Both can add to their resume’s that they have successfully presented at Harvard University’s National Collegiate Research Conference.

“It is a competitive application and to be accepted speaks volumes of both Nate and Matt, their level of preparation and quality of work, and how they were supported by our WCU faculty in their pursuit of research,” said Kloo Hansen, WCU’s Coordinator for Undergraduate Research. “This conference provides participating students the opportunity to share their research and engage with a highly diverse community of student researchers and experts in the fields.”

Matthew Tuten and Nathan Travis

 

Although the in-person conference was postponed due to COVID-19 restrictions, the pair still were able to present virtually this past spring, showing scholars across the country that this regional comprehensive university can compete on a national level.

Travis, of Indian Trail, will be graduating as a double major in philosophy and mathematics. Tuten, a native of Okinawa, Japan, will be graduating as a double major in Philosophy and Political Science. He is also minoring in Japanese studies.

Travis describes his research as a “work-in-progress project” entitled “Redemption and Penance: Physical Humiliation, Bodily Harm, and Death Not Included.”

“It is simultaneously about reinterpreting what redemption ought to look like both within Jewish and Christian settings and within the American justice system,” Travis said. “I selected this topic because I subscribe to the philosophical school known as American pragmatism, which focuses on applied philosophy – it is about dealing with concrete or ‘real world’ problems.”

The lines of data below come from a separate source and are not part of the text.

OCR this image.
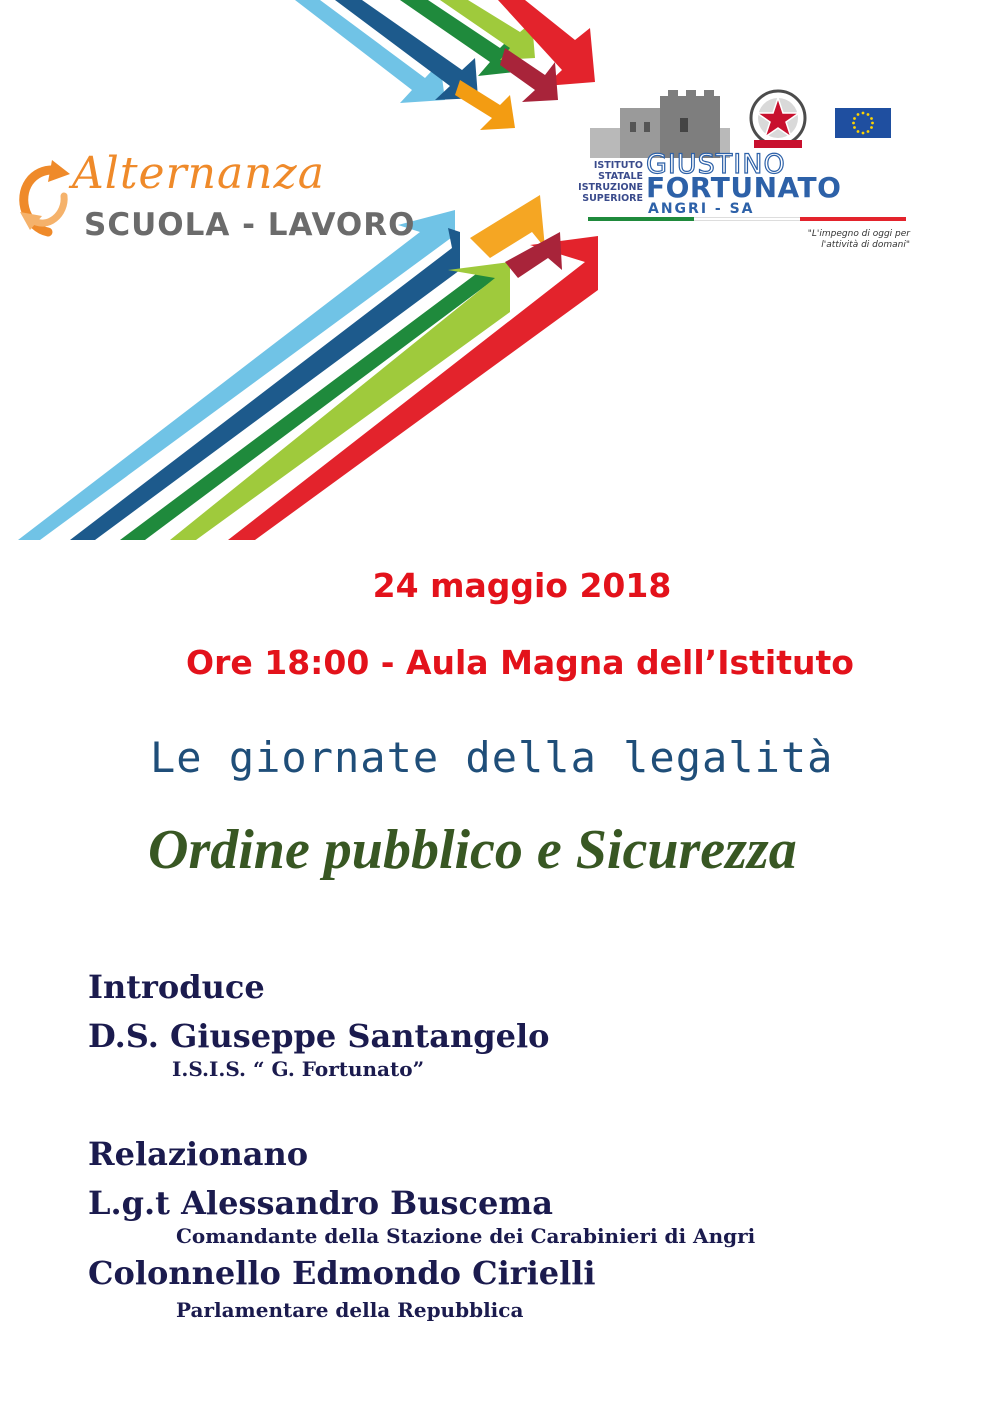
Alternanza
SCUOLA - LAVORO
ISTITUTO
STATALE
ISTRUZIONE
SUPERIORE
GIUSTINO
FORTUNATO
ANGRI - SA
"L'impegno di oggi per
l'attività di domani"
24 maggio 2018
Ore 18:00 - Aula Magna dell’Istituto
Le giornate della legalità
Ordine pubblico e Sicurezza
Introduce
D.S. Giuseppe Santangelo
I.S.I.S. “ G. Fortunato”
Relazionano
L.g.t Alessandro Buscema
Comandante della Stazione dei Carabinieri di Angri
Colonnello Edmondo Cirielli
Parlamentare della Repubblica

Using an early pragmatist’s thought, Josiah Royce, which argues that redemption or atonement is a communal project, Travis tried to help shift religious and justice system conversations away from punitive justice and toward community-driven reconciliatory and restorative justice.

Tuten’s research project was an investigation into the legacies of imperialism and forced cultural assimilation practices. He spoke about how the practices of assimilation have impacted cultural groups throughout time, with a focus on his Ryukyuan heritage. He suggested new ideas on how traditionally marginalized cultural groups who had been impacted by the legacy of imperialism could reclaim, retain and strengthen their cultural heritage.

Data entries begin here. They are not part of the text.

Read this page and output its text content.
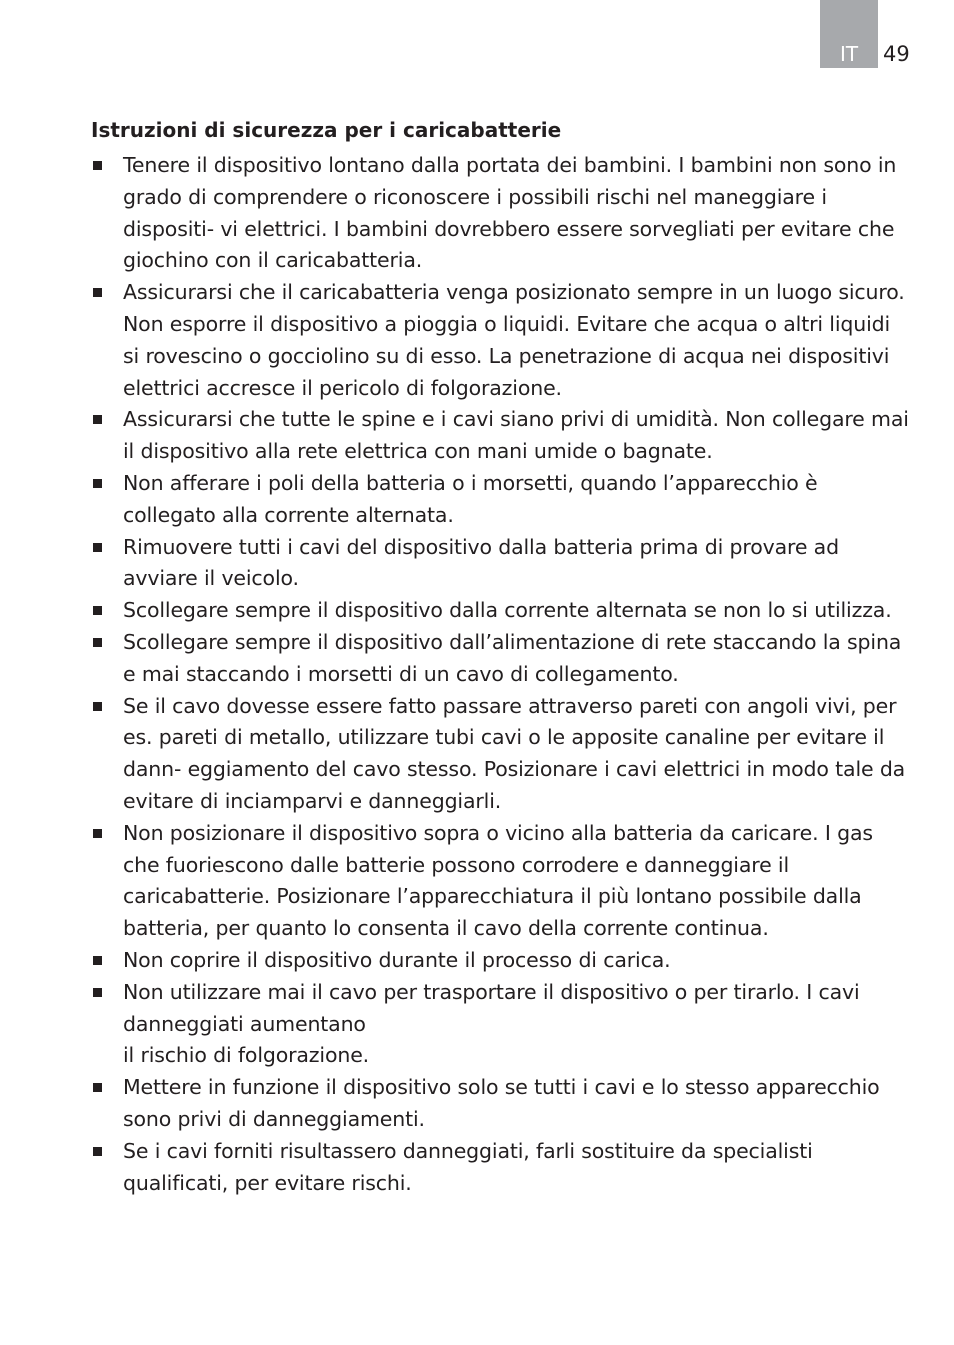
IT	49
Istruzioni di sicurezza per i caricabatterie
Tenere il dispositivo lontano dalla portata dei bambini. I bambini non sono in grado di comprendere o riconoscere i possibili rischi nel maneggiare i dispositi- vi elettrici. I bambini dovrebbero essere sorvegliati per evitare che giochino con il caricabatteria.
Assicurarsi che il caricabatteria venga posizionato sempre in un luogo sicuro. Non esporre il dispositivo a pioggia o liquidi. Evitare che acqua o altri liquidi si rovescino o gocciolino su di esso. La penetrazione di acqua nei dispositivi elettrici accresce il pericolo di folgorazione.
Assicurarsi che tutte le spine e i cavi siano privi di umidità. Non collegare mai il dispositivo alla rete elettrica con mani umide o bagnate.
Non afferare i poli della batteria o i morsetti, quando l’apparecchio è collegato alla corrente alternata.
Rimuovere tutti i cavi del dispositivo dalla batteria prima di provare ad avviare il veicolo.
Scollegare sempre il dispositivo dalla corrente alternata se non lo si utilizza.
Scollegare sempre il dispositivo dall’alimentazione di rete staccando la spina e mai staccando i morsetti di un cavo di collegamento.
Se il cavo dovesse essere fatto passare attraverso pareti con angoli vivi, per es. pareti di metallo, utilizzare tubi cavi o le apposite canaline per evitare il dann- eggiamento del cavo stesso. Posizionare i cavi elettrici in modo tale da evitare di inciamparvi e danneggiarli.
Non posizionare il dispositivo sopra o vicino alla batteria da caricare. I gas che fuoriescono dalle batterie possono corrodere e danneggiare il caricabatterie. Posizionare l’apparecchiatura il più lontano possibile dalla batteria, per quanto lo consenta il cavo della corrente continua.
Non coprire il dispositivo durante il processo di carica.
Non utilizzare mai il cavo per trasportare il dispositivo o per tirarlo. I cavi danneggiati aumentano
il rischio di folgorazione.
Mettere in funzione il dispositivo solo se tutti i cavi e lo stesso apparecchio sono privi di danneggiamenti.
Se i cavi forniti risultassero danneggiati, farli sostituire da specialisti qualificati, per evitare rischi.
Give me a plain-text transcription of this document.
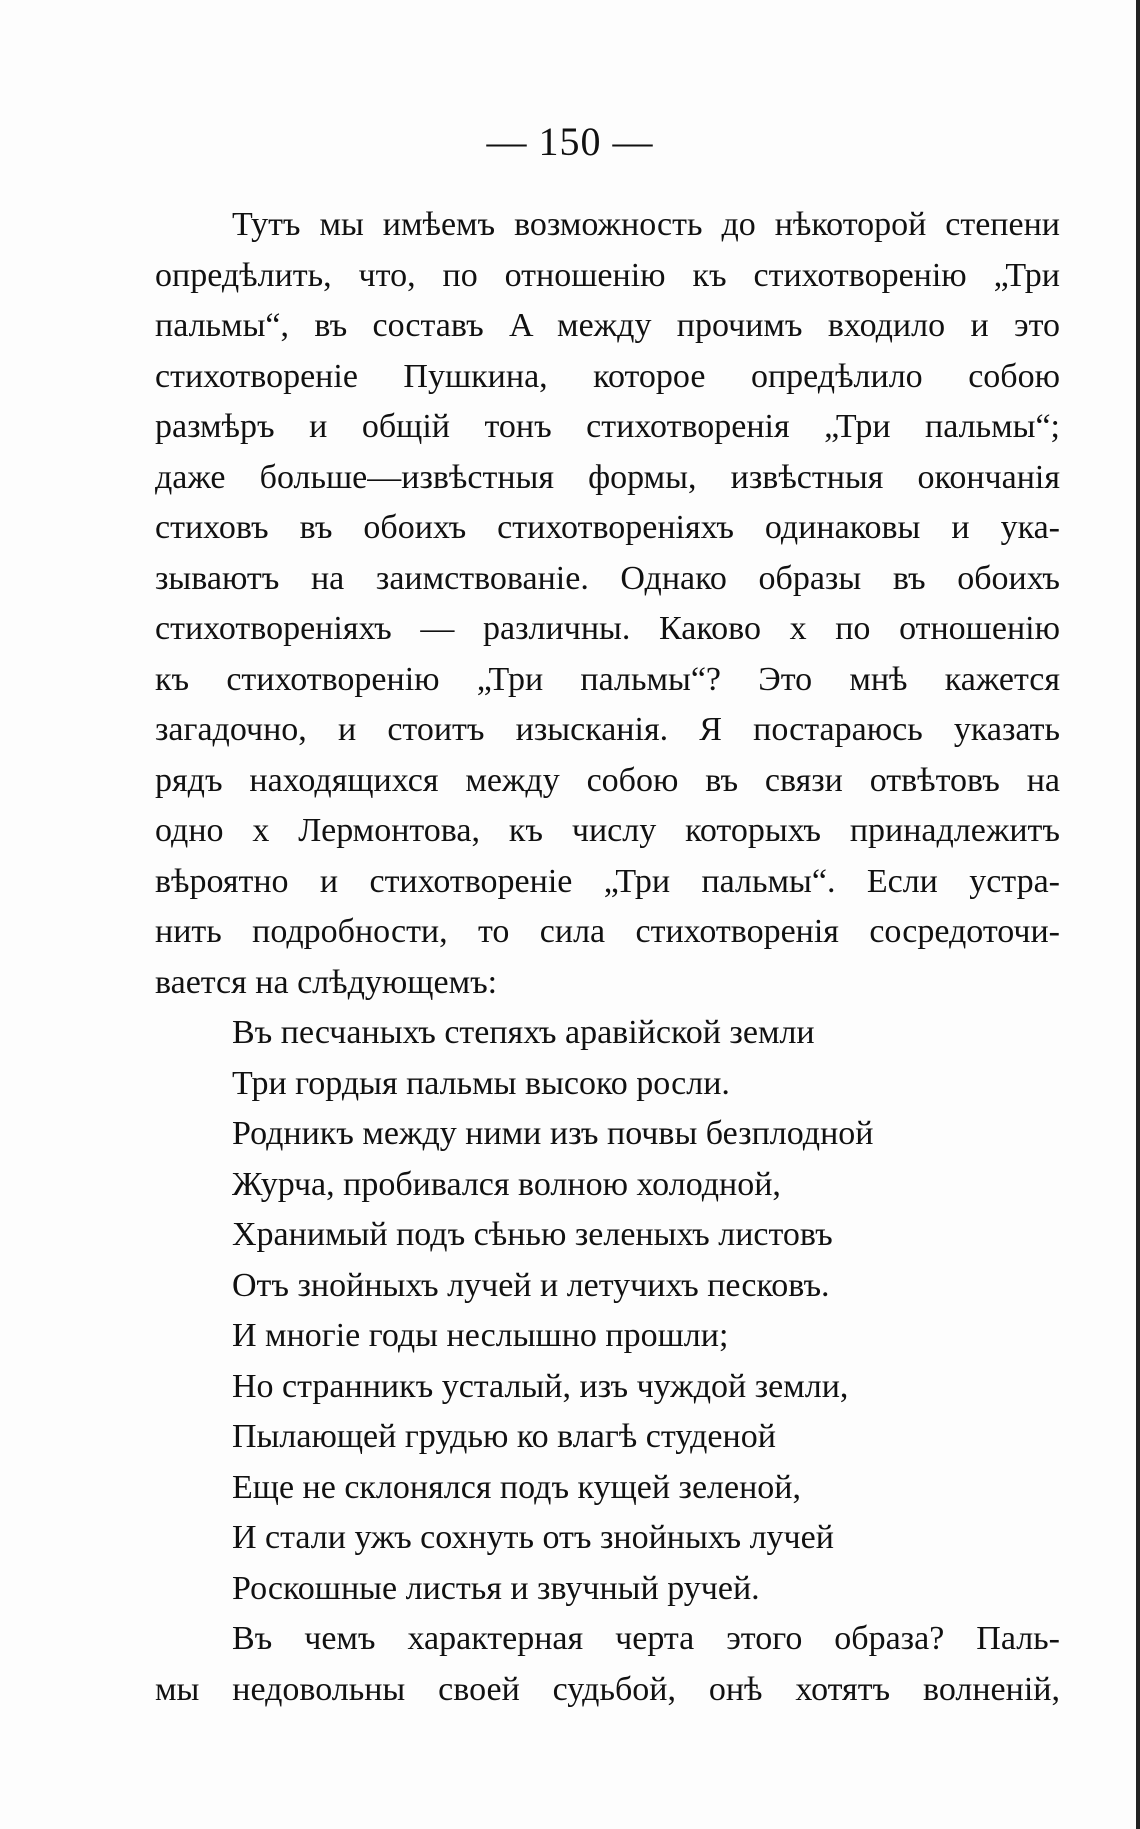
— 150 —
Тутъ мы имѣемъ возможность до нѣкоторой степени
опредѣлить, что, по отношенiю къ стихотворенiю „Три
пальмы“, въ составъ A между прочимъ входило и это
стихотворенiе Пушкина, которое опредѣлило собою
размѣръ и общiй тонъ стихотворенiя „Три пальмы“;
даже больше—извѣстныя формы, извѣстныя окончанiя
стиховъ въ обоихъ стихотворенiяхъ одинаковы и ука-
зываютъ на заимствованiе. Однако образы въ обоихъ
стихотворенiяхъ — различны. Каково x по отношенiю
къ стихотворенiю „Три пальмы“? Это мнѣ кажется
загадочно, и стоитъ изысканiя. Я постараюсь указать
рядъ находящихся между собою въ связи отвѣтовъ на
одно x Лермонтова, къ числу которыхъ принадлежитъ
вѣроятно и стихотворенiе „Три пальмы“. Если устра-
нить подробности, то сила стихотворенiя сосредоточи-
вается на слѣдующемъ:
Въ песчаныхъ степяхъ аравiйской земли
Три гордыя пальмы высоко росли.
Родникъ между ними изъ почвы безплодной
Журча, пробивался волною холодной,
Хранимый подъ сѣнью зеленыхъ листовъ
Отъ знойныхъ лучей и летучихъ песковъ.
И многiе годы неслышно прошли;
Но странникъ усталый, изъ чуждой земли,
Пылающей грудью ко влагѣ студеной
Еще не склонялся подъ кущей зеленой,
И стали ужъ сохнуть отъ знойныхъ лучей
Роскошные листья и звучный ручей.
Въ чемъ характерная черта этого образа? Паль-
мы недовольны своей судьбой, онѣ хотятъ волненiй,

Matthew Tuten and Nathan Travis

 

Now that the WCU seniors are near graduation, they are shifting their focus from undergraduate studies to graduate level work.

Travis was accepted on a full scholarship to attend the University of Chicago’s master’s of arts in divinity program in the fall. Tuten will be going directly into the doctorate program in philosophy at the University of Oregon.

Tuten is excited about the opportunity, but also exhorts a sense of humility about his intelligence.

“I think it’s good to have large ambitions, but I also think it’s important to be humbled,” Tuten said. “I think it’s good to learn that no matter how you know there is always going to be more stuff that you don’t know.”

Although it will be bittersweet for them to leave the mountains of Western North Carolina, both agree that WCU has prepared them for the future.

“My experience of doing this research and presenting other projects at eight different academic conferences has both helped steer my decision for graduate school and advanced my research and writing capabilities, which will be extremely helpful for graduate school.” Travis said. “Someday, I hope to be a professor of philosophy, so my research experience at WCU has been an amazing head start on the sort of research I will likely do as a university professor.”